How happy about access to shore leave?

  • 6.16 up from 5.97

Another question which saw positive movement, was the importance and significance of being able to get ashore. Seafarers who shared their satisfaction, and scored highly, spoke of how important it is to them to be able to get ashore. Being off the ship, to be able to unwind and relax made the rest of the trip far more bearable.

A host of younger seafarers spoke of the excitement of seeing new places, and even of feeling privileged to sample the excitement of different countries and cultures. This again does highlight the importance to seafarers of the wider benefits that were traditionally associated with the job, but which have seemingly been eroded over time.
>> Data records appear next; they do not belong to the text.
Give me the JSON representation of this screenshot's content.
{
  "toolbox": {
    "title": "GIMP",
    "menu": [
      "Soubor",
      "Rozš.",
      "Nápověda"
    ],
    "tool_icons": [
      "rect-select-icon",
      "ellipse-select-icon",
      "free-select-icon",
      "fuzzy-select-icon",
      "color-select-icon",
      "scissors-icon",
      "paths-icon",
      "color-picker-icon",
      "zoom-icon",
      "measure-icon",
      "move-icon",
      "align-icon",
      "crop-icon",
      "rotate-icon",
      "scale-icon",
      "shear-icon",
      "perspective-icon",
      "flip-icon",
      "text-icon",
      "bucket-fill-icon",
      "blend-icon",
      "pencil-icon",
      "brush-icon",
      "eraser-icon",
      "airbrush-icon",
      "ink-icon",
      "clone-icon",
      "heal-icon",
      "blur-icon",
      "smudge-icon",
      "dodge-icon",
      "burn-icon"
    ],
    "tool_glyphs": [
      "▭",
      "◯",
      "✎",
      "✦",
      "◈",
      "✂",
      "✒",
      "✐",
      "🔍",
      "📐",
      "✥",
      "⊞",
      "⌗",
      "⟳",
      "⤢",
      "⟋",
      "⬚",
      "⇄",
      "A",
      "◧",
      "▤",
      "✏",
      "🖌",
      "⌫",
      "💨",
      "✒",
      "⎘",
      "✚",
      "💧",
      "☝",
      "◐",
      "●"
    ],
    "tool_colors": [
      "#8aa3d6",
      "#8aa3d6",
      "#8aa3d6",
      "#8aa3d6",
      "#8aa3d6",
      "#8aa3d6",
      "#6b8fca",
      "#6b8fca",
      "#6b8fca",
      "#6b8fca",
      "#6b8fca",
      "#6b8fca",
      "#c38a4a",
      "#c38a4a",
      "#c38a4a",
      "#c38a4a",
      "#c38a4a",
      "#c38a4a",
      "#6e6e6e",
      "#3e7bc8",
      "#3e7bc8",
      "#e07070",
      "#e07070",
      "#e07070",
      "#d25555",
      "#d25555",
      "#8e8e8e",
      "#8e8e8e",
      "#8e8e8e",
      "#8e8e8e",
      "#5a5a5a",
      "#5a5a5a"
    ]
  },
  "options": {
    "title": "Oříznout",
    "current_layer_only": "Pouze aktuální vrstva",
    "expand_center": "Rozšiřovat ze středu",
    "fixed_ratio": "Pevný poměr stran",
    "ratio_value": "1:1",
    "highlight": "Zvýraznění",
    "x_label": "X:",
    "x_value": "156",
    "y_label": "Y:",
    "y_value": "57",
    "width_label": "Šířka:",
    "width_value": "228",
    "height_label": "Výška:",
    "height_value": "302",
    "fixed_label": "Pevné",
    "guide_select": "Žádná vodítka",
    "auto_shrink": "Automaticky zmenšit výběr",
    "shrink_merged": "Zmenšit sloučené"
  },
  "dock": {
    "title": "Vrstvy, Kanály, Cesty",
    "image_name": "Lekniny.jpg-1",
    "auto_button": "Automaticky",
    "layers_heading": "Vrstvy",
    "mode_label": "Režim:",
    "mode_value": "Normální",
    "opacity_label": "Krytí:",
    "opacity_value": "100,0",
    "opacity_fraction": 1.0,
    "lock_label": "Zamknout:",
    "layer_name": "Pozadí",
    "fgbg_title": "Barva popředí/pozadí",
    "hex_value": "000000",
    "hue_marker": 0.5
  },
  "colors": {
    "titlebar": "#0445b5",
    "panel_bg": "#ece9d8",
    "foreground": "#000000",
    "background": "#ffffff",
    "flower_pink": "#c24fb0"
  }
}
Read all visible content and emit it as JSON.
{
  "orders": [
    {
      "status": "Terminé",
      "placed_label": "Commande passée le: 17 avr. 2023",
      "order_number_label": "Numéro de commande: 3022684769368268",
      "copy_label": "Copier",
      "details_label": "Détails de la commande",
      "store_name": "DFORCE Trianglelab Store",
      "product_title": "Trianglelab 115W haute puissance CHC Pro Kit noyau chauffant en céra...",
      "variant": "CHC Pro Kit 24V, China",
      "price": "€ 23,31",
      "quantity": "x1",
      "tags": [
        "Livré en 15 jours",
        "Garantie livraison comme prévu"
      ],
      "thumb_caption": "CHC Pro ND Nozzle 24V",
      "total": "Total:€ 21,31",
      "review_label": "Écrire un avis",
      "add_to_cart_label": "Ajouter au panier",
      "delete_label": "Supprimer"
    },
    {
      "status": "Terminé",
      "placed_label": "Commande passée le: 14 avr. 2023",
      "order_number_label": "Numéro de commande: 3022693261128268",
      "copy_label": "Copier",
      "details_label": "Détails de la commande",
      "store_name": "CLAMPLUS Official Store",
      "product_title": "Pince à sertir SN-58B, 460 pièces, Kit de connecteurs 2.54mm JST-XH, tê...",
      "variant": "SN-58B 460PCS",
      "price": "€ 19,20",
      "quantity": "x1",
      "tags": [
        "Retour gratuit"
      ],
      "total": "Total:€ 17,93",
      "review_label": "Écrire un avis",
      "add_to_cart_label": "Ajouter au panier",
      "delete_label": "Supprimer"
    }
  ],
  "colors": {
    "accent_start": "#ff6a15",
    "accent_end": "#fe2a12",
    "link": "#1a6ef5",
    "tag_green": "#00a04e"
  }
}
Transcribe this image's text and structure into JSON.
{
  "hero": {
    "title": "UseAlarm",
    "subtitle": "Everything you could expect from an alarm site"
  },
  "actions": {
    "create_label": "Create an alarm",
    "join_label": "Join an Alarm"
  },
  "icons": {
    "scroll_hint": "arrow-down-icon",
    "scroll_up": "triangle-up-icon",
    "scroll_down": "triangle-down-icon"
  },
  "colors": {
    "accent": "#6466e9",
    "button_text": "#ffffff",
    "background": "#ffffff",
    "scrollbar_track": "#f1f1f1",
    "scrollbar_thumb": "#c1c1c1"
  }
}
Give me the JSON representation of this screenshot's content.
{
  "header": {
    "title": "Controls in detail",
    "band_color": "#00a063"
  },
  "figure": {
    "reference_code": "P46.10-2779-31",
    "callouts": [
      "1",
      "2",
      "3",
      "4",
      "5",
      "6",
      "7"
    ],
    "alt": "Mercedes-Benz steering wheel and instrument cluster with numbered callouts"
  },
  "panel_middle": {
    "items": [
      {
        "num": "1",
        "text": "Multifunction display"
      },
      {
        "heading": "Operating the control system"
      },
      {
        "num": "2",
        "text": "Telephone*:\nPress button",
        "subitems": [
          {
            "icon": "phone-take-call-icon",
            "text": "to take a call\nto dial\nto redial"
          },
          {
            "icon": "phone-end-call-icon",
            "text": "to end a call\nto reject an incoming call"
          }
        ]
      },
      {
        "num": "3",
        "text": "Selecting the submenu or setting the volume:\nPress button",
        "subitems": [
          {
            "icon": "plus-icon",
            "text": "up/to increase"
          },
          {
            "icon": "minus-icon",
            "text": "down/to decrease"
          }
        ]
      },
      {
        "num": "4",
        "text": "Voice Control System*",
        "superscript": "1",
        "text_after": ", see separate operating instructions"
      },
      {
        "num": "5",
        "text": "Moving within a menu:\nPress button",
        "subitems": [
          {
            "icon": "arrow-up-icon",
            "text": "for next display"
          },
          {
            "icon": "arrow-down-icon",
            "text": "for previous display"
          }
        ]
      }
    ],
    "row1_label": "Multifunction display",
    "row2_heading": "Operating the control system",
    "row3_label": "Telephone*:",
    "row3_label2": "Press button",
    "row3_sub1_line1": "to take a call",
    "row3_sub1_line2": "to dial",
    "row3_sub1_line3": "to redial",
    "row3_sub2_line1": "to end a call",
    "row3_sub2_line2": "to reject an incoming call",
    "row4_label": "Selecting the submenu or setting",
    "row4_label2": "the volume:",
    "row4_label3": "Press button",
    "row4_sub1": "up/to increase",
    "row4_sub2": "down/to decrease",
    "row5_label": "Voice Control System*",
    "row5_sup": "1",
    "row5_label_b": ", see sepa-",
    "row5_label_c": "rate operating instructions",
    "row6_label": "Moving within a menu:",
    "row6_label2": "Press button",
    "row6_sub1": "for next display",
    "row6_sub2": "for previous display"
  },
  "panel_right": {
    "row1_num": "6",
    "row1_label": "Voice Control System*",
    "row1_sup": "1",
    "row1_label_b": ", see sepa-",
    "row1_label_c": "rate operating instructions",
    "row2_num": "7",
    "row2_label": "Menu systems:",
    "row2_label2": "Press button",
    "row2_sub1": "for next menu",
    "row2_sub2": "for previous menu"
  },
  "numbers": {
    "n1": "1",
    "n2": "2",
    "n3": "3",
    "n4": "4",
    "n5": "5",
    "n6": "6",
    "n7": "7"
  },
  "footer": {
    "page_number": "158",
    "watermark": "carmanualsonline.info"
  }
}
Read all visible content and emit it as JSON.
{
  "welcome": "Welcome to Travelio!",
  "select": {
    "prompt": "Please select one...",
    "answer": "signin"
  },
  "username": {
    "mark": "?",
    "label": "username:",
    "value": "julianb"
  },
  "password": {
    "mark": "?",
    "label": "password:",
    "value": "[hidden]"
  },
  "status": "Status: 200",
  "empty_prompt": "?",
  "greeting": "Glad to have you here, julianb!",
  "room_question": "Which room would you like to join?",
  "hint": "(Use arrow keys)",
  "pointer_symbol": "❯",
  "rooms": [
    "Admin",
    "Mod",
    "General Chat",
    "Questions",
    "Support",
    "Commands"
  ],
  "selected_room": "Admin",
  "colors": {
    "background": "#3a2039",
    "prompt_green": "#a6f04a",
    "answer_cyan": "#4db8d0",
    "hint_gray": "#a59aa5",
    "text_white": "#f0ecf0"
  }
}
Given that stress, fatigue and mental health are important and key issues to be improved, and the fact that senior officers do suffer greatly from heightened pressures. It was very concerning to read some responses from senior ranks. A number felt that as part of the vessel’s Senior Management then it was next to impossible to go ashore. This was a response that was particularly prevalent on tankers.

These responses stated that it was made impossible by the terminal regulations, inaccessible port areas, country regulations or by the sheer number of surveys/audits/inspections/stores/bunker operations being completed in every port. There was also a sense that if anything did go wrong onboard, then being ashore on shore leave would not be an answer received well by the office. So even if it is an unwritten or unspoken expectation, then senior officers increasingly feel trapped onboard.

Time and time again the seafarers who shared their stories spoke of incredibly troubling figures when it comes to shore leave, “twice in the last 4 years at sea” said one as an example. It seems seafarers are struggling to get ashore, and the realities of ports, pressures and the shortage of people onboard mean that they often do not even want to try.